2 He was wrong – it’s not anti-French at all if you read it carefully.
Quotations
This is not intended to be a completist compendium of quotations. It’s a collection of pithy and mischievous sayings, made about or by the French, all of which I came across while researching the book and haven’t used in the main text. A sort of French traffic jam of quotations, in fact.
Joan of Arc (1412–31), French soldier and saint:
‘Of the love or hatred of God for the English, I know nothing, but I do know that all of them will be booted out of France, except those who will die here.’
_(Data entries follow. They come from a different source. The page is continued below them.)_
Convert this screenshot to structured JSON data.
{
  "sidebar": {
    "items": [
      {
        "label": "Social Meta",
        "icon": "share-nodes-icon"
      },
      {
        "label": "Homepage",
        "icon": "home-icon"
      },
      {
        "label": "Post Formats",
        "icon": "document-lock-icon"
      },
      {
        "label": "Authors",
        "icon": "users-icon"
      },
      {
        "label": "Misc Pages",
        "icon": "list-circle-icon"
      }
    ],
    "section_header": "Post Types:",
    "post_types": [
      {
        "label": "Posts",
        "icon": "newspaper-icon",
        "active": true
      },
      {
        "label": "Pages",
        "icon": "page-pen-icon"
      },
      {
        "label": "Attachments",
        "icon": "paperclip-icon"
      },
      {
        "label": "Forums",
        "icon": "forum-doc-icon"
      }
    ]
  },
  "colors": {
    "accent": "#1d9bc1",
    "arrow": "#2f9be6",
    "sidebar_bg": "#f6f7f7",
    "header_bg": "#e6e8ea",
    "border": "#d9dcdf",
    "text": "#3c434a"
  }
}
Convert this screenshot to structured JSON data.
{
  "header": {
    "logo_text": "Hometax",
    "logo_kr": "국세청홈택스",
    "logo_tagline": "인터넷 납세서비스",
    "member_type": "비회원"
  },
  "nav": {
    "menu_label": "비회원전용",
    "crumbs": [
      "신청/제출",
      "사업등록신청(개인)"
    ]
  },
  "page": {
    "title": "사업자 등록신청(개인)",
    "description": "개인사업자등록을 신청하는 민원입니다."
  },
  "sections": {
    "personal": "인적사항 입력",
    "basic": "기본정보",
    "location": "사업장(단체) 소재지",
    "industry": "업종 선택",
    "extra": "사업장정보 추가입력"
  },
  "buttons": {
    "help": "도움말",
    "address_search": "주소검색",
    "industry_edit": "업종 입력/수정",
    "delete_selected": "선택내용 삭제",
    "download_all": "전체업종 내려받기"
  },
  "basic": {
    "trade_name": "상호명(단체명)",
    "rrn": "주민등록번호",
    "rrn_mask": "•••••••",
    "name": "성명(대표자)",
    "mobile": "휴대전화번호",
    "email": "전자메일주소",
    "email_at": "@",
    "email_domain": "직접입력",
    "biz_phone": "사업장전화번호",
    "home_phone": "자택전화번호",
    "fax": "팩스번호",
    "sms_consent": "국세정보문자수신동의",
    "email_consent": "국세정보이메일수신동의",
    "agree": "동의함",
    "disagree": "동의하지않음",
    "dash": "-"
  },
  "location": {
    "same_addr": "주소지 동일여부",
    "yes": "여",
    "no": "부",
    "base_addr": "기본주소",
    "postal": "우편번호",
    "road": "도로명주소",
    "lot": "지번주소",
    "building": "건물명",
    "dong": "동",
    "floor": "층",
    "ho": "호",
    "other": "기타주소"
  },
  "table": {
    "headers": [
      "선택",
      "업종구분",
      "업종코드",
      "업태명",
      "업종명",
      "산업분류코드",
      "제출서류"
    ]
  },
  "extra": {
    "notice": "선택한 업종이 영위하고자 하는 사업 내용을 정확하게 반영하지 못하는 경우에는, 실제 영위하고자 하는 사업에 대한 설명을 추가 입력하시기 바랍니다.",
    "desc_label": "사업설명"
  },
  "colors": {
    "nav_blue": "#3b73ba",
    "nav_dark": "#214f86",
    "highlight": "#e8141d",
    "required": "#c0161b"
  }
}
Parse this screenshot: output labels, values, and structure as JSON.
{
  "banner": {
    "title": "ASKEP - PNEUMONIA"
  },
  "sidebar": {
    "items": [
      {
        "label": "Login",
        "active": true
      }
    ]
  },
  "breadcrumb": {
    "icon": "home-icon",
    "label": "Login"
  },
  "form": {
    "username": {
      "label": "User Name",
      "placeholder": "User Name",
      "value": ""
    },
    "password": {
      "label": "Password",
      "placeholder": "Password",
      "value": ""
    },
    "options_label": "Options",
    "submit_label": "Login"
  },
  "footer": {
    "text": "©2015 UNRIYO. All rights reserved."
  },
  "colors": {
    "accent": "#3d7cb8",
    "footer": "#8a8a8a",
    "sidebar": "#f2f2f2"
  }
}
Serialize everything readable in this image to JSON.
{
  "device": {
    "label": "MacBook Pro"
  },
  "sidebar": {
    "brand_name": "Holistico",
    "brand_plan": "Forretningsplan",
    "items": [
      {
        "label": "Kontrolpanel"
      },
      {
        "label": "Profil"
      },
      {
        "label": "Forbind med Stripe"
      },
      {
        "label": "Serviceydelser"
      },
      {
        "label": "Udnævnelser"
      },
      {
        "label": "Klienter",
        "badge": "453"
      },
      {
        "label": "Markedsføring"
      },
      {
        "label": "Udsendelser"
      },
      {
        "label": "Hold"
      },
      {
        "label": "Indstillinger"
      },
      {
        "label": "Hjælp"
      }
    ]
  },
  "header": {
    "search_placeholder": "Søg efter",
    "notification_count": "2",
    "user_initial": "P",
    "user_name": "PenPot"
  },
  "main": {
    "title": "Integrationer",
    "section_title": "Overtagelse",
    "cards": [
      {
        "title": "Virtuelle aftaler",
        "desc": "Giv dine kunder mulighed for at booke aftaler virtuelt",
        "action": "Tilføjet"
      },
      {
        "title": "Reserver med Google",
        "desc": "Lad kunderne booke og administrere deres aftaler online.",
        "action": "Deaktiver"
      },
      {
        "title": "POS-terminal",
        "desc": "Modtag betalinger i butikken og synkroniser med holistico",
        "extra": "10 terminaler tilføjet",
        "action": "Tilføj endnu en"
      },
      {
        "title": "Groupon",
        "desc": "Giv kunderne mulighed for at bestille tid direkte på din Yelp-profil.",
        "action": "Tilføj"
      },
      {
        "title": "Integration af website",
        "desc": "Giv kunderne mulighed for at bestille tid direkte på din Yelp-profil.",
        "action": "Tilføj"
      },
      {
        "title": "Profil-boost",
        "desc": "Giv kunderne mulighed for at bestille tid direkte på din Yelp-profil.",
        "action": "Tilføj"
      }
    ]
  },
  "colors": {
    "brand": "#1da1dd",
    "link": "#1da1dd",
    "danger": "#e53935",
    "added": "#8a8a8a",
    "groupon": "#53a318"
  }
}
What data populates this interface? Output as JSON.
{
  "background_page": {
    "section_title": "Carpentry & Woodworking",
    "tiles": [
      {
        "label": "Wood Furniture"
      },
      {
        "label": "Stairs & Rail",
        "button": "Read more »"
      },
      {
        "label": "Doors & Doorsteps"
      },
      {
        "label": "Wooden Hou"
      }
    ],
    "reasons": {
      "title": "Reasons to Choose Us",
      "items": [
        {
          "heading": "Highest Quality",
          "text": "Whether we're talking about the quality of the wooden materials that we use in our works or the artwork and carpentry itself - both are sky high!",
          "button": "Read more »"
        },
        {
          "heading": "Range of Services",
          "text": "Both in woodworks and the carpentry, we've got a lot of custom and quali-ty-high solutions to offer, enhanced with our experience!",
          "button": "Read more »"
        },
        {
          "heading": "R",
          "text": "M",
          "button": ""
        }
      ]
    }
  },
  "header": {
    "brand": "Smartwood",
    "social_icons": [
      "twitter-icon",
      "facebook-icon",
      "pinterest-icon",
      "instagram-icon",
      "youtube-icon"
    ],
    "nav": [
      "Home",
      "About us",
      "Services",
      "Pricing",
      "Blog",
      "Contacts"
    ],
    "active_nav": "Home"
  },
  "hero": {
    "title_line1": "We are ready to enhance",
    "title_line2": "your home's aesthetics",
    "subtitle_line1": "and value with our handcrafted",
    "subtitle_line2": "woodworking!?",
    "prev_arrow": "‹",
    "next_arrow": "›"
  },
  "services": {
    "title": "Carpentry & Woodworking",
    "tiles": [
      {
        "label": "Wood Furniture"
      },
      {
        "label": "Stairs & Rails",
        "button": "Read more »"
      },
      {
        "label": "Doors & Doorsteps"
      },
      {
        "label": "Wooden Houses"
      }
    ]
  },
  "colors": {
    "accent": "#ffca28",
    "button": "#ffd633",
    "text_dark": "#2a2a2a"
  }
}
William Shakespeare (1564–1616), English playwright, poet and occasional propagandist, in his play Richard III , Act I, Scene iii:
‘GLOUCESTER … Because I cannot flatter and speak fair,
Smile in men’s faces, smooth, deceive and cog,
Duck with French nods and apish courtesy,
I must be held a rancorous enemy.’
Sir Philip Sidney (1554–86), English soldier and poet:
‘That sweet enemy, France.’
Fougeret de Montbron (1706–60), French writer and Anglophile:
‘We are the only nation in the universe that the English do not disdain.
Instead they pay us the compliment of hating us as ferociously as possible.’
‘We should be flattered – every foreigner in London is called a “French dog”.’
Samuel Johnson (1709–84), English dictionary writer:
‘A Frenchman must be always talking, whether he knows anything of the matter or not; an Englishman is content to say nothing when he has nothing to say.’
Louis XV (1710–74), King of France:
‘The English have corrupted the mind of my kingdom. We must not expose a new generation to the risk of being perverted by their language.’
Laurence Sterne (1713–68), Irish writer, in his novel The Life and Opinions of Tristram Shandy :
‘The French believe that talking of love is making it.’
Horace Walpole (1717–97), British writer, cousin of Admiral Nelson:
‘I do not dislike the French from the vulgar antipathy between neighbouring nations, but for their insolent and unfounded airs of superiority.’
Pierre-Augustin Caron de Beaumarchais (1732–99), French writer and political intriguer, in his play The Marriage of Figaro :
‘The English do add here and there some other words when speaking, but it is obvious that “God-damn” is the foundation of their language.’
Louis-Sébastien Mercier (1740–1814), French writer, after a visit to London:
‘Londoners think that in Paris we are covered in braids but are either dying of starvation or eating nothing but frogs.’
Antoine de Rivarol (1753–1801), French writer, in his book On the Universality of the French Language :
‘Something that is not clear is not French.’
(The modern French novel had yet to be invented.)
Horatio Nelson (1758–1805), British admiral, giving instructions to a new recruit:
‘Firstly you must always implicitly obey orders, without attempting to form any opinion of your own regarding their propriety. Secondly, you must consider every man your enemy who speaks ill of your king; and thirdly you must hate a Frenchman as you hate the devil.’